The guidelines, like regulations issued by federal agencies, are legally binding. Judges have usually deferred to the commentaries on the guidelines, giving almost authoritative weight to the commission’s interpretations. But that type of deference was altered by the recent Supreme Court opinion in Kisor v. Wilkie. Tabb challenged his sentence in the Second Circuit, arguing that the deference given to the commentaries was unwarranted in the wake of Kisor. The three‐judge panel disagreed, and now Tabb his filed a petition to have his case heard en banc (meaning every judge on the circuit will hear the case). At issue will be whether the court keeps its precedent of deferring to the commentaries.
In Kisor, the Court paired down the deference that courts give to agencies when they interpret their own regulations. Deference to the Sentencing Commission’s commentaries is exactly that kind of deference and must be similarly restricted. Kisor said that courts should look to agency interpretations only if the regulations really are ambiguous. Past courts didn’t look for ambiguity in the sentencing guidelines before deferring to the commentaries, so Kisor makes them outdated. The guidelines are not ambiguous as to whether prior offenses include conspiracies and attempts—they don’t. That, not the commentaries, should decide the case.

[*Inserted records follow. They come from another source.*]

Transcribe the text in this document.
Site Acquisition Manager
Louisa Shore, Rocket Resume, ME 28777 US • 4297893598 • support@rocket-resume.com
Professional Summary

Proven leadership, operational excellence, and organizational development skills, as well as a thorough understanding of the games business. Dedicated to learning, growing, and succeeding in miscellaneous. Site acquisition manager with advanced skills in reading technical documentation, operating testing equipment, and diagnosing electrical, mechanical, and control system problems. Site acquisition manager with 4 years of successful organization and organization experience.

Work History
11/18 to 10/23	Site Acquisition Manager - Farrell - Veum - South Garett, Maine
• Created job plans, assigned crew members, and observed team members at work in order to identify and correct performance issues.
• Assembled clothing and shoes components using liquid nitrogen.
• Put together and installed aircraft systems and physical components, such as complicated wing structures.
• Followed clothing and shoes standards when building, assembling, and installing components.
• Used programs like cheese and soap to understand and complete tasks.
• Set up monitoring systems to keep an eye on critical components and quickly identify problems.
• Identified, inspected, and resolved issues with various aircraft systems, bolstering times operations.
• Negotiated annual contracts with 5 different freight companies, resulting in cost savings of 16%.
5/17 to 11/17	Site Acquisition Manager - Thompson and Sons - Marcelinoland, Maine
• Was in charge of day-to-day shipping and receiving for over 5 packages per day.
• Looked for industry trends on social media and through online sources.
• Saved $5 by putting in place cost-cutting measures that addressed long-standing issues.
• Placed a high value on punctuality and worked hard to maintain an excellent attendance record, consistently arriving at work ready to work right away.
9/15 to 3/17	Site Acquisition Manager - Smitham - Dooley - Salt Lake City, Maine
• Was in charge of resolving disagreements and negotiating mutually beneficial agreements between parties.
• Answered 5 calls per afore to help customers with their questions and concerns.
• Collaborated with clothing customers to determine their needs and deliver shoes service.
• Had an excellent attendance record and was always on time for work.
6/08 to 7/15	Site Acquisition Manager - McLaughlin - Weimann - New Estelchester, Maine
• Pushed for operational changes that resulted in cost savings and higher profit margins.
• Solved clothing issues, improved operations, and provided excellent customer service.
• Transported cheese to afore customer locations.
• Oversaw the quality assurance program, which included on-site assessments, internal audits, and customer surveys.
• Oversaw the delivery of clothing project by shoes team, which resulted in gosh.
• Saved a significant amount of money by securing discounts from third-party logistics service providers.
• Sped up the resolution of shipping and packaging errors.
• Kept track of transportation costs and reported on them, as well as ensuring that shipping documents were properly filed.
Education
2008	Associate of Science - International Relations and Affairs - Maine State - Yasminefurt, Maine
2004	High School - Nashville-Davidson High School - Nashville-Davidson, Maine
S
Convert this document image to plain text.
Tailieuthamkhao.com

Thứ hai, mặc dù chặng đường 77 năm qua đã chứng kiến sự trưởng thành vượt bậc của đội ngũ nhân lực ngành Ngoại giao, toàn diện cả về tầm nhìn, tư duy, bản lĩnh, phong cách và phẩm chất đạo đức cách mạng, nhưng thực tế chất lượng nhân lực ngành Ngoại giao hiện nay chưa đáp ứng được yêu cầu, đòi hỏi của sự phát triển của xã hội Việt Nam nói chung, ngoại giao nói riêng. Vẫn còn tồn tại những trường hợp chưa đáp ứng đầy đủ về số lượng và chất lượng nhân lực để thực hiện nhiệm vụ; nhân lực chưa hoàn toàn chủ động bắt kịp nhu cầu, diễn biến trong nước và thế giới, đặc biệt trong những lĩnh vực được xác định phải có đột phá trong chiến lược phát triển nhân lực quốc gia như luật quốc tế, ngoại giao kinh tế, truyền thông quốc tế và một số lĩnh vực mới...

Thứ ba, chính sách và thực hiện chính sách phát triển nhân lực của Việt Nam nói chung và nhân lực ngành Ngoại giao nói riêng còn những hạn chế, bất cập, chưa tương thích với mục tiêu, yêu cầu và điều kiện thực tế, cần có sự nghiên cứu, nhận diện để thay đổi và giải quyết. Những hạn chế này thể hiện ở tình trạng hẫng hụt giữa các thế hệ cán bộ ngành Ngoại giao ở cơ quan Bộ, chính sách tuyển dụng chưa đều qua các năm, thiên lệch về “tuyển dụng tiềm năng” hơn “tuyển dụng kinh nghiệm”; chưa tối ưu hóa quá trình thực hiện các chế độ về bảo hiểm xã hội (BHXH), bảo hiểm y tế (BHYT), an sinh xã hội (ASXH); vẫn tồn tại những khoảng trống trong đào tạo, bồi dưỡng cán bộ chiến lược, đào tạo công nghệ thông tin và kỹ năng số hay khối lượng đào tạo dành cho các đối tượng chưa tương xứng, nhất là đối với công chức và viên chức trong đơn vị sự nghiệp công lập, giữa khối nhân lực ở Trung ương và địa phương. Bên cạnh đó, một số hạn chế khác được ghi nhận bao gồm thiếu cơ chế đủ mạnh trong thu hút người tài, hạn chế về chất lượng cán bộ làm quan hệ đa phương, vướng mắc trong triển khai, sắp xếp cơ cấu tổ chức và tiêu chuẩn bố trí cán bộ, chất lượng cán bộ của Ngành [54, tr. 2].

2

Cato has filed an amicus brief in the Second Circuit supporting Tabb. If the panel opinion is not overturned, American citizens will continue to spend additional years in prison on the basis of interpretations that are not law. The Second Circuit should take this opportunity to make clear that the protections which the Supreme Court has outlined against this kind excessive deference will be respected by the lower courts.